Australia, il reality show si fa in Siria, sotto le (vere) bombe dell'Isis

"Go back to where you came" è il titolo del reality show australiano che ha spedito tre concorrenti in Siria, sotto le (vere) bombe dell'Isis, scampati per un pelo al fuoco incrociato. Prodotto dalla Sbs, alla sua seconda edizione, vuole far riflettere il Paese dove gli stranieri non hanno vita facile. 

I tre concorrenti di "Go back to where you came" sono finiti sotto il fuoco dell'Isis, in Siria.


Dedicato ai provocatori e incoscienti cittadini australiani, Go back to where you came, (Torna da dove sei venuto) spedisce i partecipanti del reality show in Siria, dove lo Stato Islamico fa la guerra per davvero. Questa volta è andata bene ma Kim, Nicol e Andrew se la sono vista brutta sotto il fuoco dell’Isis e c’è da scommetterci che a casa ci sono tornati ben contenti. 

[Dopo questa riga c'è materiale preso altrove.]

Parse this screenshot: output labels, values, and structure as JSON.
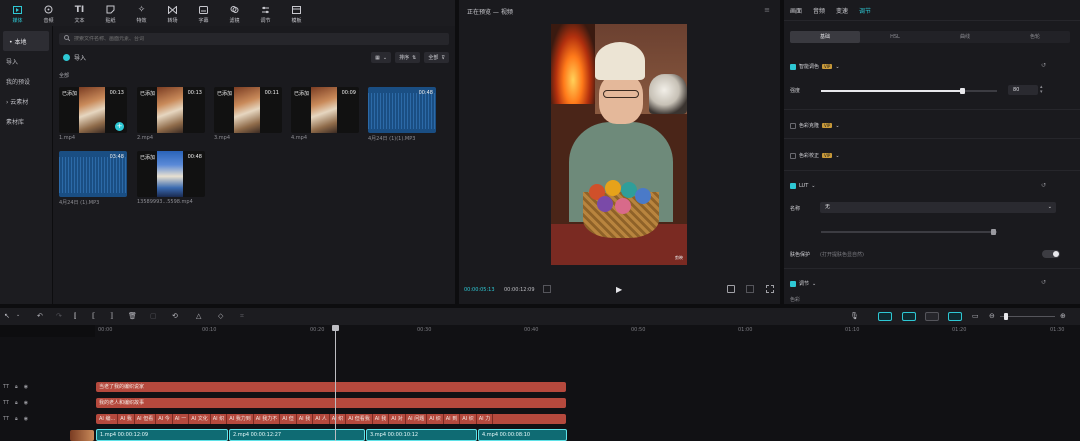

Il gioco televisivo prodotto dalla Sbs - alla sua seconda edizione - gioca con una realtà maledettamente seria. Lo fa per fare audience e ci riesce molto bene in un Paese dove gli stranieri non hanno vita facile e il dibattito nazionale su immigrazione e integrazione è già infiammato. “Sei australiani - recita la presentazione dello show - metteranno alla prova le loro convinzioni su rifugiati e richiedenti asilo in un viaggio coinvolgente che ripercorrerà i passi di chi chiede rifugio partendo da alcuni tra i posti più pericolosi al mondo”. Perché è facile parlare della guerra senza averla vissuta, meno dopo aver trascorso tre settimane vivendo da profughi nei campi profughi. Gli stessi da cui, un giorno, qualcuno decide di fuggire per cercare nel mondo un posto migliore dove poter crescere i figli. Tipo l'Australia, dove trovano (anche) chi li vuole rispedire a casa, da dove sono venuti. 

Questa volta sono partiti Andrew, professore in lotta contro l’annacquamento della cultura australiana, Nicole, attivista per i diritti umani e Kim, amministratrice di una seguitissima pagina Facebook contro gli sbarchi incontrollati. Completavano il cast due sorelle dalle opinioni opposte e un ex rifugiato cambogiano. Spediti in Asia sono stati affidati alla copertura dei peshmerga dell’YPG. In teoria dovevano entrare in Siria passando dall’Iraq e raggiungere il campo rifugiati dove si sarebbero confrontati con le storie dei rifugiati. In pratica,  “dopo quattro ore di auto - spiega Nicole a news.com.auci siamo ritrovati in un villaggio conteso tra peshmerga e Isis.

Nessuno aveva informato i miliziani che i tre australiani con i giubbotti anti-proiettili e pantaloni color kaki stavano giocando (se lo avessero fatto forse sarebbe andata ancora peggio) e questi hanno aperto il fuoco come fanno tutti i giorni da più di un anno. ”Ci hanno detto che ogni sibilo percepito poteva essere il colpo di un mortaio - prosegue Nicole - e che avevamo trenta secondi per fare cento metri e spostarci". Per vedere com'è andata bisogna aspettare le tre puntate che andranno in onda tra il 28 e il 30 luglio.

Ora i tre sono ritornati da dove sono venuti e dalla quiete delle loro città, dove gli spari sono solo in tv, Kim ha fatto sapere: "Se non avessi avuto famiglia e legami in Australia sarei rimasta volentieri a combattere con i peshmerga”. Eccola, la differenza tra chi la guerra la subisce e chi la fa per gioco e può scegliere di rimanere a casa, a occuparsi della propria famiglia.